Intel’s updated Smart Sound Technology DSP found in 2014’s Broadwell promises to outsmart Siri in every way possible. The catch? It’s already partially here in some Bay Trail configurations.
Voice recognition today has a problem: it’s just not that good. Current voice recognition setups like Siri and Android’s Voice Actions show potential, but are incredibly taxing on system hardware.
The more accurate of the two, Siri, relies heavily on the system on a chip’s digital signals processor (DSP) to augment the CPU (Apple contracted Audience to build this chip) to remove background noise and prepare the speech audio files to be sent to the cloud for processing. But even then Siri’s (and other voice recognition solution’s) fatal flaw is that in order to be work at least semi-accurately the user needs to be speak to it a direct voice: louder than average; focused and not natural.
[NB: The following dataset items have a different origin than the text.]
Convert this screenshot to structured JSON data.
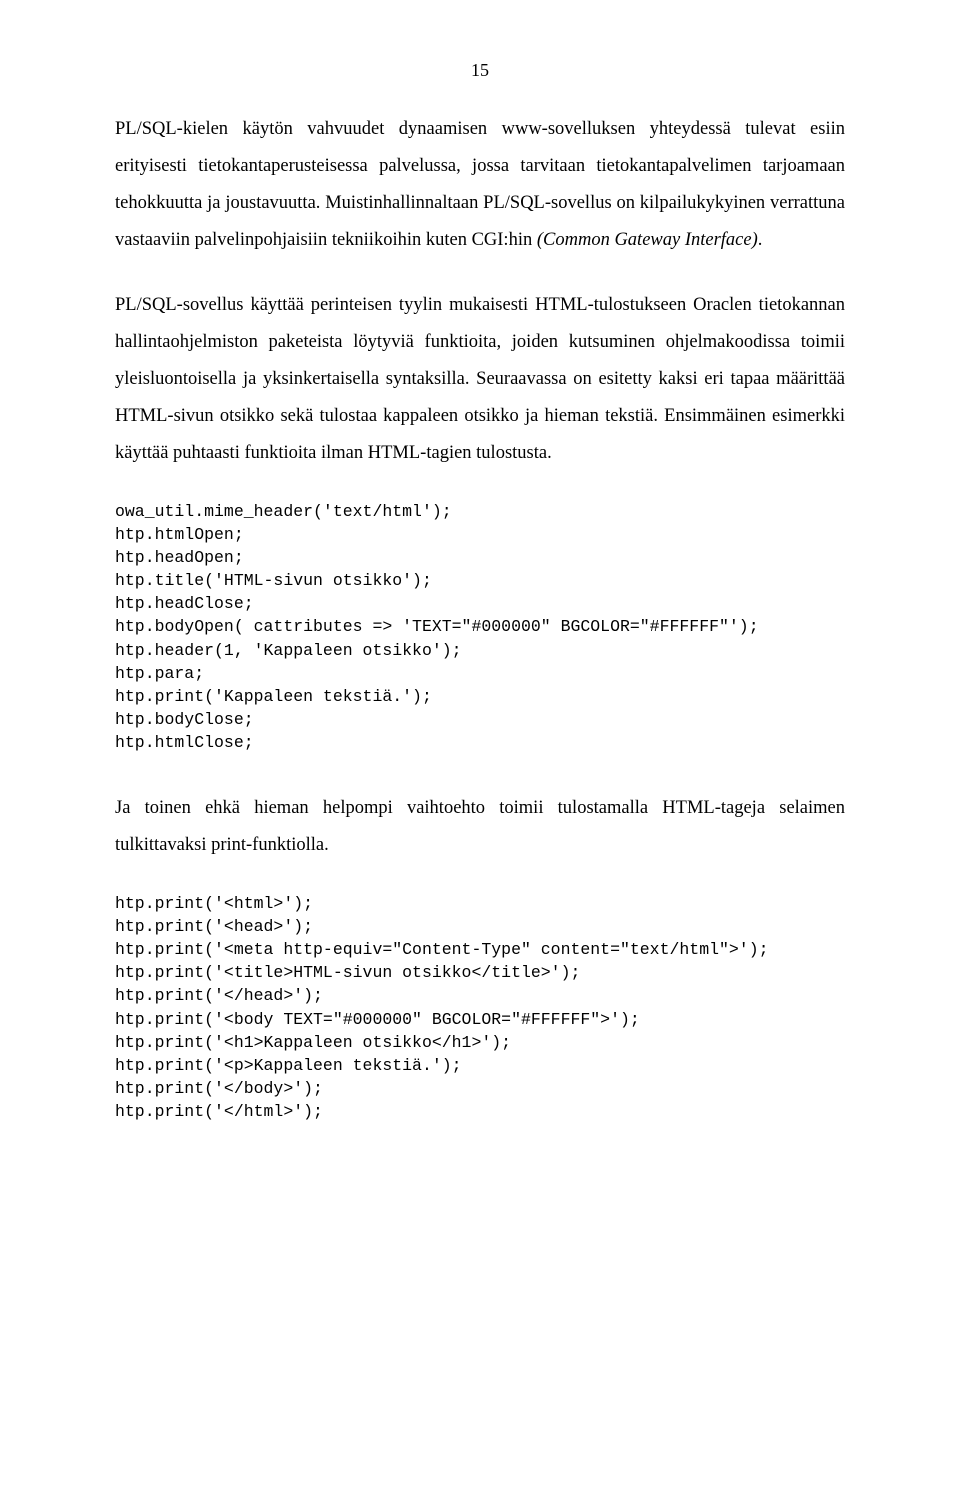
{
  "pageNumber": "15",
  "para1": "PL/SQL-kielen käytön vahvuudet dynaamisen www-sovelluksen yhteydessä tulevat esiin erityisesti tietokantaperusteisessa palvelussa, jossa tarvitaan tietokantapalvelimen tarjoamaan tehokkuutta ja joustavuutta. Muistinhallinnaltaan PL/SQL-sovellus on kilpailukykyinen verrattuna vastaaviin palvelinpohjaisiin tekniikoihin kuten CGI:hin ",
  "para1_italic": "(Common Gateway Interface)",
  "para1_end": ".",
  "para2": "PL/SQL-sovellus käyttää perinteisen tyylin mukaisesti HTML-tulostukseen Oraclen tietokannan hallintaohjelmiston paketeista löytyviä funktioita, joiden kutsuminen ohjelmakoodissa toimii yleisluontoisella ja yksinkertaisella syntaksilla. Seuraavassa on esitetty kaksi eri tapaa määrittää HTML-sivun otsikko sekä tulostaa kappaleen otsikko ja hieman tekstiä. Ensimmäinen esimerkki käyttää puhtaasti funktioita ilman HTML-tagien tulostusta.",
  "code1": "owa_util.mime_header('text/html');\nhtp.htmlOpen;\nhtp.headOpen;\nhtp.title('HTML-sivun otsikko');\nhtp.headClose;\nhtp.bodyOpen( cattributes => 'TEXT=\"#000000\" BGCOLOR=\"#FFFFFF\"');\nhtp.header(1, 'Kappaleen otsikko');\nhtp.para;\nhtp.print('Kappaleen tekstiä.');\nhtp.bodyClose;\nhtp.htmlClose;",
  "para3": "Ja toinen ehkä hieman helpompi vaihtoehto toimii tulostamalla HTML-tageja selaimen tulkittavaksi print-funktiolla.",
  "code2": "htp.print('<html>');\nhtp.print('<head>');\nhtp.print('<meta http-equiv=\"Content-Type\" content=\"text/html\">');\nhtp.print('<title>HTML-sivun otsikko</title>');\nhtp.print('</head>');\nhtp.print('<body TEXT=\"#000000\" BGCOLOR=\"#FFFFFF\">');\nhtp.print('<h1>Kappaleen otsikko</h1>');\nhtp.print('<p>Kappaleen tekstiä.');\nhtp.print('</body>');\nhtp.print('</html>');"
}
Adding to this lack of natural feeling is that voice recognition solutions today are “push-to-talk”. They have to be triggered. On the iPhone this means hitting the Home button to get Siri to ask “what can I help you with?” or hitting the microphone button in Android to get it to patiently listen for your request.
Intel is planning on changing that with its refreshed Smart Sound Technology (SST) DSP that’s currently in some Bay Trail configurations, and will be wholly integrated with 2014’s Broadwell. It promises to offer a more natural voice recognition system than current ecosystem offerings, without being as taxing on the CPU — as Siri and Google’s voice actions are — as it will bypass it entirely.
Right now, as per leaked Intel explainer slides seen by VR-Zone, Windows 8 offers software support for offloading voice processing to the DSP. Intel’s slides don’t get too specific on the software side of things, but it has to be assumed that the work is being done in collaboration with multiple stakeholders.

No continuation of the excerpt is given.